Monday, 29 February 2016

Waste

by Harley Granville Barker

seen at the National Theatre (Lyttleton) on 27 February

This production is directed by Roger Michell and designed by Hildegard Bechtler, and features Charles Edwards as Henry Trebell, Sylvestra le Touzel as Frances Trebell and Olivia Williams as Amy O'Connell.

The play, banned on its initial publication in 1907, was revised in the 1920s though its subject matter was still controversial. This production uses the later version of the play, in which, among other things, the character of Amy O'Connell is portrayed as more active in creating the brief but catastrophic liaison between herself and Henry Trebell. The consequences - an unwanted child and a fatal illegal abortion - lead to all manner of waste: the child and mother dead, the promising career of the father in ruins (causing his own suicide), the political establishment seen to be immovably patrician, self-serving and misogynistic. But, crucially, everyone is complicit and no-one spotless.

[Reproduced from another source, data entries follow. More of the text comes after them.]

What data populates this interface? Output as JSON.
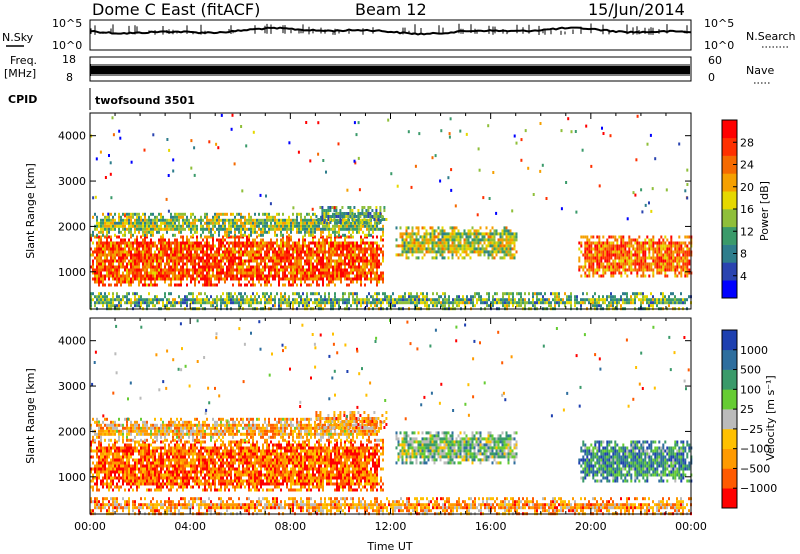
{
  "header": {
    "station": "Dome C East (fitACF)",
    "beam": "Beam 12",
    "date": "15/Jun/2014"
  },
  "top_panels": {
    "nsky_label": "N.Sky",
    "nsky_ticks": [
      "10^5",
      "10^0"
    ],
    "nsearch_label": "N.Search",
    "nsearch_ticks": [
      "10^5",
      "10^0"
    ],
    "freq_label_1": "Freq.",
    "freq_label_2": "[MHz]",
    "freq_ticks": [
      "18",
      "8"
    ],
    "nave_label": "Nave",
    "nave_ticks": [
      "60",
      "0"
    ],
    "cpid_label": "CPID",
    "cpid_text": "twofsound 3501"
  },
  "chart_data": [
    {
      "type": "heatmap",
      "name": "power",
      "ylabel": "Slant Range [km]",
      "yticks": [
        "4000",
        "3000",
        "2000",
        "1000"
      ],
      "ylim": [
        180,
        4500
      ],
      "xlim": [
        0,
        24
      ],
      "colorbar_label": "Power [dB]",
      "colorbar_ticks": [
        "28",
        "24",
        "20",
        "16",
        "12",
        "8",
        "4"
      ],
      "colorbar_colors": [
        "#0000ff",
        "#2a44b0",
        "#2e7d8c",
        "#3a9a6a",
        "#8fbf3a",
        "#e6d800",
        "#f5a000",
        "#f56a00",
        "#ff3000",
        "#ff0000"
      ],
      "regions": [
        {
          "t0": 0.0,
          "t1": 11.7,
          "r0": 700,
          "r1": 1800,
          "level": 0.8
        },
        {
          "t0": 0.0,
          "t1": 11.7,
          "r0": 1800,
          "r1": 2300,
          "level": 0.45
        },
        {
          "t0": 9.0,
          "t1": 11.8,
          "r0": 2100,
          "r1": 2450,
          "level": 0.35
        },
        {
          "t0": 12.2,
          "t1": 17.0,
          "r0": 1300,
          "r1": 2000,
          "level": 0.5
        },
        {
          "t0": 19.5,
          "t1": 24.0,
          "r0": 900,
          "r1": 1800,
          "level": 0.75
        },
        {
          "t0": 0.0,
          "t1": 24.0,
          "r0": 180,
          "r1": 550,
          "level": 0.4
        }
      ]
    },
    {
      "type": "heatmap",
      "name": "velocity",
      "ylabel": "Slant Range [km]",
      "yticks": [
        "4000",
        "3000",
        "2000",
        "1000"
      ],
      "ylim": [
        180,
        4500
      ],
      "xlim": [
        0,
        24
      ],
      "xticks": [
        "00:00",
        "04:00",
        "08:00",
        "12:00",
        "16:00",
        "20:00",
        "00:00"
      ],
      "xlabel": "Time UT",
      "colorbar_label": "Velocity [m s⁻¹]",
      "colorbar_ticks": [
        "1000",
        "500",
        "100",
        "25",
        "−25",
        "−100",
        "−500",
        "−1000"
      ],
      "colorbar_colors": [
        "#ff0000",
        "#ff5a00",
        "#ff9a00",
        "#ffc000",
        "#bbbbbb",
        "#66cc33",
        "#3a9a6a",
        "#2e6e9e",
        "#1e40b0"
      ],
      "regions": [
        {
          "t0": 0.0,
          "t1": 11.7,
          "r0": 700,
          "r1": 1800,
          "level": 0.2
        },
        {
          "t0": 0.0,
          "t1": 11.7,
          "r0": 1800,
          "r1": 2300,
          "level": 0.35
        },
        {
          "t0": 9.0,
          "t1": 11.8,
          "r0": 2100,
          "r1": 2450,
          "level": 0.3
        },
        {
          "t0": 12.2,
          "t1": 17.0,
          "r0": 1300,
          "r1": 2000,
          "level": 0.6
        },
        {
          "t0": 19.5,
          "t1": 24.0,
          "r0": 900,
          "r1": 1800,
          "level": 0.75
        },
        {
          "t0": 0.0,
          "t1": 24.0,
          "r0": 180,
          "r1": 550,
          "level": 0.3
        }
      ]
    }
  ]
}
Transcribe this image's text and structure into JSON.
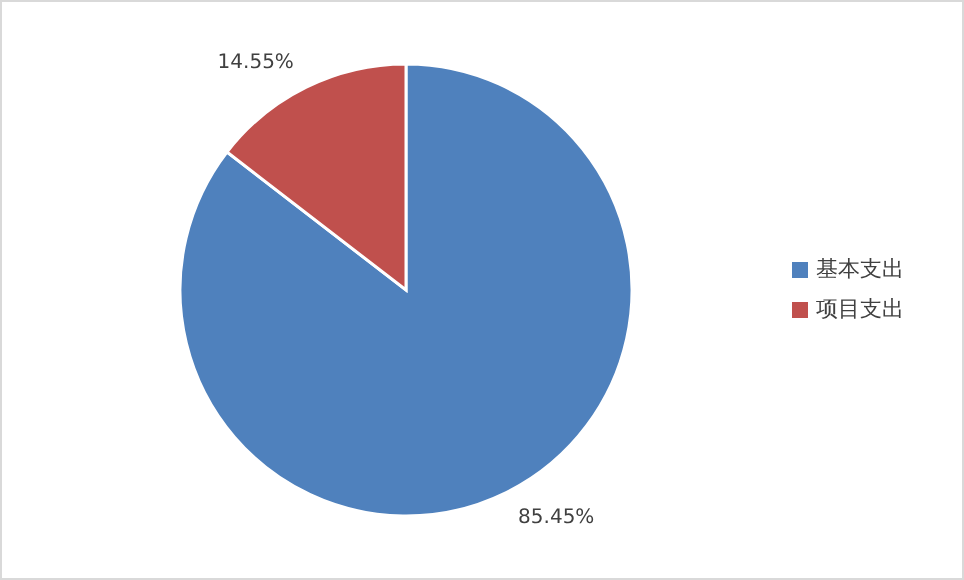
{
  "chart_data": {
    "type": "pie",
    "categories": [
      "基本支出",
      "项目支出"
    ],
    "values": [
      85.45,
      14.55
    ],
    "colors": [
      "#4f81bd",
      "#c0504d"
    ],
    "value_labels": [
      "85.45%",
      "14.55%"
    ],
    "legend": "right"
  }
}
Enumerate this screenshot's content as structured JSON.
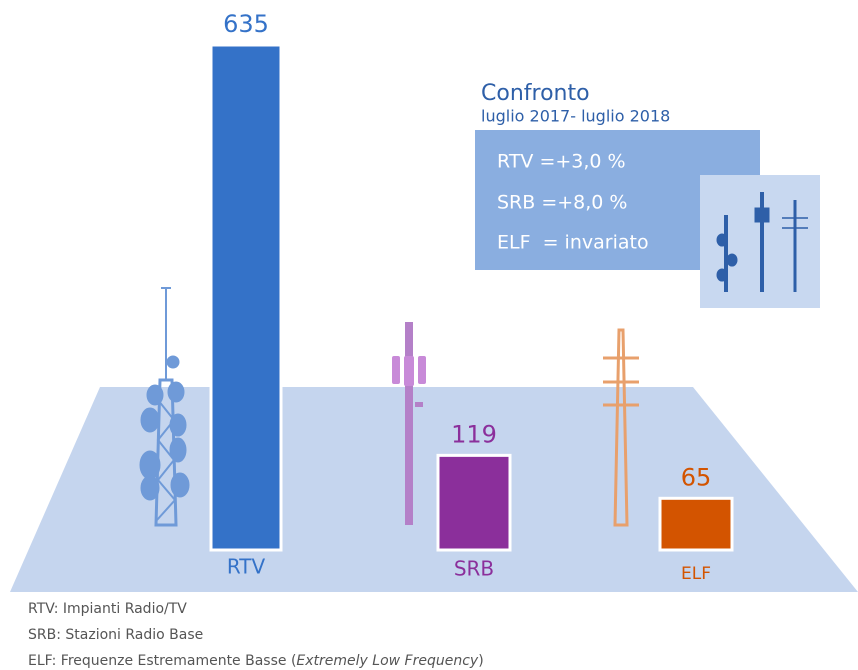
{
  "chart_data": {
    "type": "bar",
    "categories": [
      "RTV",
      "SRB",
      "ELF"
    ],
    "values": [
      635,
      119,
      65
    ],
    "colors": [
      "#3472c8",
      "#8b2f9b",
      "#d35400"
    ],
    "ylim": [
      0,
      635
    ],
    "comparison": {
      "title": "Confronto",
      "subtitle": "luglio 2017- luglio 2018",
      "lines": [
        "RTV =+3,0 %",
        "SRB =+8,0 %",
        "ELF  = invariato"
      ]
    },
    "footnotes": [
      {
        "text": "RTV: Impianti Radio/TV"
      },
      {
        "text": "SRB: Stazioni Radio Base"
      },
      {
        "text": "ELF: Frequenze Estremamente Basse (",
        "italic": "Extremely Low Frequency",
        "end": ")"
      }
    ]
  }
}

Amy, separated from her Catholic husband but with no prospect of divorce, has evidently been fascinated by Henry for some time when they meet at a weekend houseparty organised by a Tory grandee. Henry is an independent MP who is considering an alliance with the Tory government in order to see through the House his plan for the disestablishment of the Church of England. On the Sunday evening of the houseparty he and Amy finally encounter one another in private. The scene is not at all romantic.  Both seem determined on having a physical relationship though without much understanding of one another or even perhaps of their own motives. The lack of connection in this more intimate encounter reflects the social awkwardness of the houseparty as a whole, as shown to us in the opening scene of the ladies taking coffee while the gentlemen smoke and talk politics elsewhere in the house. Here also Amy is seen as something of a misfit, but equally there are unspoken tensions between the other ladies present - the hostess, her mother, and Henry's sister Frances.

In the next act, Henry's passionate advocacy of his pet project, and his innate political idealism, are both radiantly on display in Charles Edward's portrayal of Henry in charismatic mode as he speaks with his doctor and with a sceptical and deeply Anglican Tory lord whose support he needs and somewhat surprisingly wins. The scene between Henry and Lord Cantilupe - a creepily powerful Gerrard McArthur - is mesmerising. But between these two encounters, Amy visits him to announce that she is pregnant but unwilling to have the child. At this personal crisis Henry is completely at a loss, his headlong style utterly inappropriate for dealing with Amy's distress, anger, resentment and panic (movingly portrayed by Olivia Williams). Not only has he put  their brief liaison out of his mind, he has no capacity to understand Amy's point of view. Amy herself, throwing out wild disclaimers of any maternal impulse at one moment, and hinting that she might be prepared to reconsider if marriage were possible (or likely) at another, shows us a brittle and superficially self-confident person cracking under the strain of facing an unwanted future. The choices before her are grim, and, feeling bereft of any support, she opts for desperate measures which destroy her.

The second half of the play shows the political machine in operation to exclude Henry in the face of ensuing scandal, even though at the same time the politicians exact a promise from Amy's husband that he will not incriminate Henry at the inquest. Henry does himself no favours by intruding on these negotiations to meet the widower and to claim that his personal life has no bearing on the way he should be treated as a politician. At this point Lord Cantilupe withdraws his support in moral indignation, and after Henry has left the Prime Minister writes to dispense with his services. In the final act, Henry is seen to be unravelling, and despite the warmly affectionate attempts of his sister to sustain him, he takes his own life. The survivors of this mess are distraught but at the same time barely able to express their emotions directly, except for Henry's clerk Walter, a young man brought to tears by the waste of it all.

The play is full of themes and ideas, perhaps too full of contenders for our attention. The awfulness of the prospect of unwanted pregnancy for a fiercely unmaternal woman is to the fore at one point; the sheer energy created by political idealism and enthusiasm is revealed at another. Then there is the unedifying spectacle of the political elite protecting itself and blaming the woman - or the man - for personal disgrace and social indiscretion. There is a parvenu industrialist Tory whom nobody likes but everyone must accommodate - he could have been the central character of a different play (perhaps one by Shaw). Altogether, with so much going on, it is quite bracing to be confronted with a whole spectrum of ideas and problems. It is a salutary contrast to the tendency of more recent plays to concentrate on personal crises without exploring their ramifications in public life, or else to satirise public life at the expense of breathing real personality into the characters.

Here, the production moves confidently amongst all these registers. The sets make use of great walls which either slide across the open stage to allow actors to position themselves in readiness for a scene, or else rise from floor level to obscure the stage while furniture is moved about. This gives a compelling fluidity and abstraction to the proceedings, rather than embedding them in a solidly period decor, so that even though the characters express themselves and are dressed in a manner suitable to the 1920s, their predicaments and habits of mind are still easily grasped as relevant to our own times.